The p30-15 monoclonal antibody specifically binds to CD337, also known as NKp30, a receptor found on the surface of natural killer (NK) cells. NK cells are large lymphoid cells discovered because of their ability to recognize and kill abnormal cells such as tumor and virally infected cells. NK cell immune responses are regulated by a balance of activating and inhibitory signals generated by cell surface receptors. Inhibitory receptors recognize MHC class I molecules on normal cells producing a negative signal to the NK cell. Loss of MHC class I expression in infected or transformed cells results in the loss of this negative signal leading to NK cell activation. In concert with the loss of inhibitory signals, activation signals via NK receptors such as NKp30, NKp44, NKp46, NKG2D, and NKp80 mediate the activation of NK cells. NKp30 cooperates with NKp46 and/or NKp44 in the induction of NK cell-mediated cytotoxicity against the majority of target cells.
The antibody was conjugated to BD Horizon™ BUV661 which is part of the BD Horizon Brilliant™ Ultraviolet family of dyes. This dye is a tandem fluorochrome of BD Horizon BUV395 with an Ex Max of 348-nm and an acceptor dye with an Em Max at 661-nm. BD Horizon Brilliant BUV661 can be excited by the ultraviolet laser (355 nm) and detected with a 670/25 filter and a 630 nm LP. Due to cross laser excitation of this dye, there may be significant spillover into channels detecting APC-like emissions (eg, 670/25-nm filter).
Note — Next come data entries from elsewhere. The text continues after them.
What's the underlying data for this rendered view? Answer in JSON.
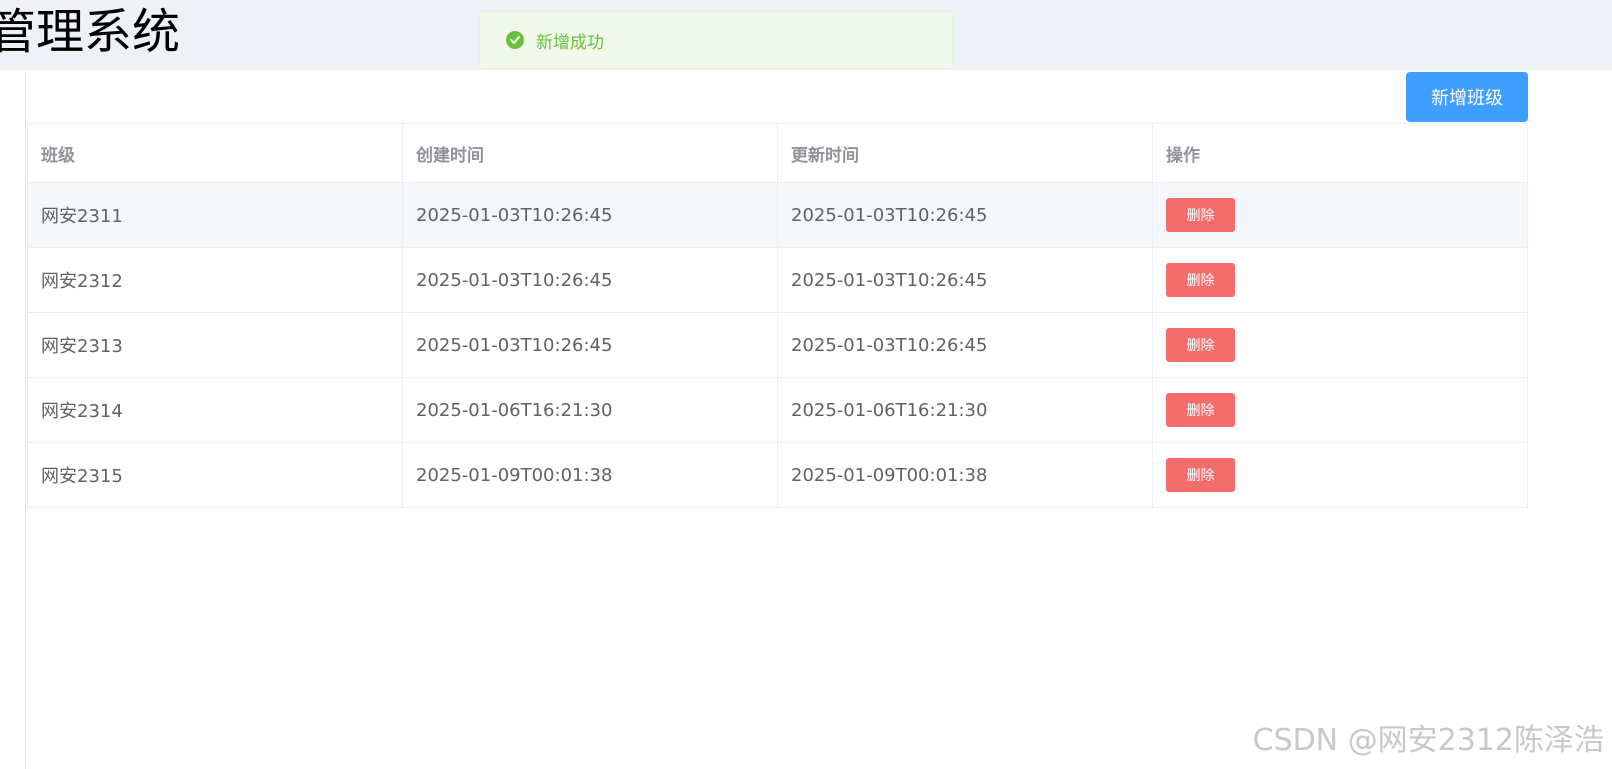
{
  "app": {
    "title": "管理系统"
  },
  "toast": {
    "message": "新增成功",
    "icon": "check-circle-icon",
    "color": "#67c23a"
  },
  "toolbar": {
    "add_label": "新增班级",
    "add_color": "#409eff"
  },
  "table": {
    "headers": [
      "班级",
      "创建时间",
      "更新时间",
      "操作"
    ],
    "rows": [
      {
        "name": "网安2311",
        "created": "2025-01-03T10:26:45",
        "updated": "2025-01-03T10:26:45",
        "action": "删除"
      },
      {
        "name": "网安2312",
        "created": "2025-01-03T10:26:45",
        "updated": "2025-01-03T10:26:45",
        "action": "删除"
      },
      {
        "name": "网安2313",
        "created": "2025-01-03T10:26:45",
        "updated": "2025-01-03T10:26:45",
        "action": "删除"
      },
      {
        "name": "网安2314",
        "created": "2025-01-06T16:21:30",
        "updated": "2025-01-06T16:21:30",
        "action": "删除"
      },
      {
        "name": "网安2315",
        "created": "2025-01-09T00:01:38",
        "updated": "2025-01-09T00:01:38",
        "action": "删除"
      }
    ],
    "delete_color": "#f56c6c"
  },
  "watermark": {
    "text": "CSDN @网安2312陈泽浩"
  }
}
Due to spectral differences between labeled cells and beads, using BD™ CompBeads can result in incorrect spillover values when used with BD Horizon BUV661 reagents. Therefore, the use of BD CompBeads or BD CompBeads Plus to determine spillover values for these reagents is not recommended. Different BUV661 reagents (eg, CD4 vs. CD45) can have slightly different fluorescence spillover therefore, it may also be necessary to use clone-specific compensation controls when using these reagents.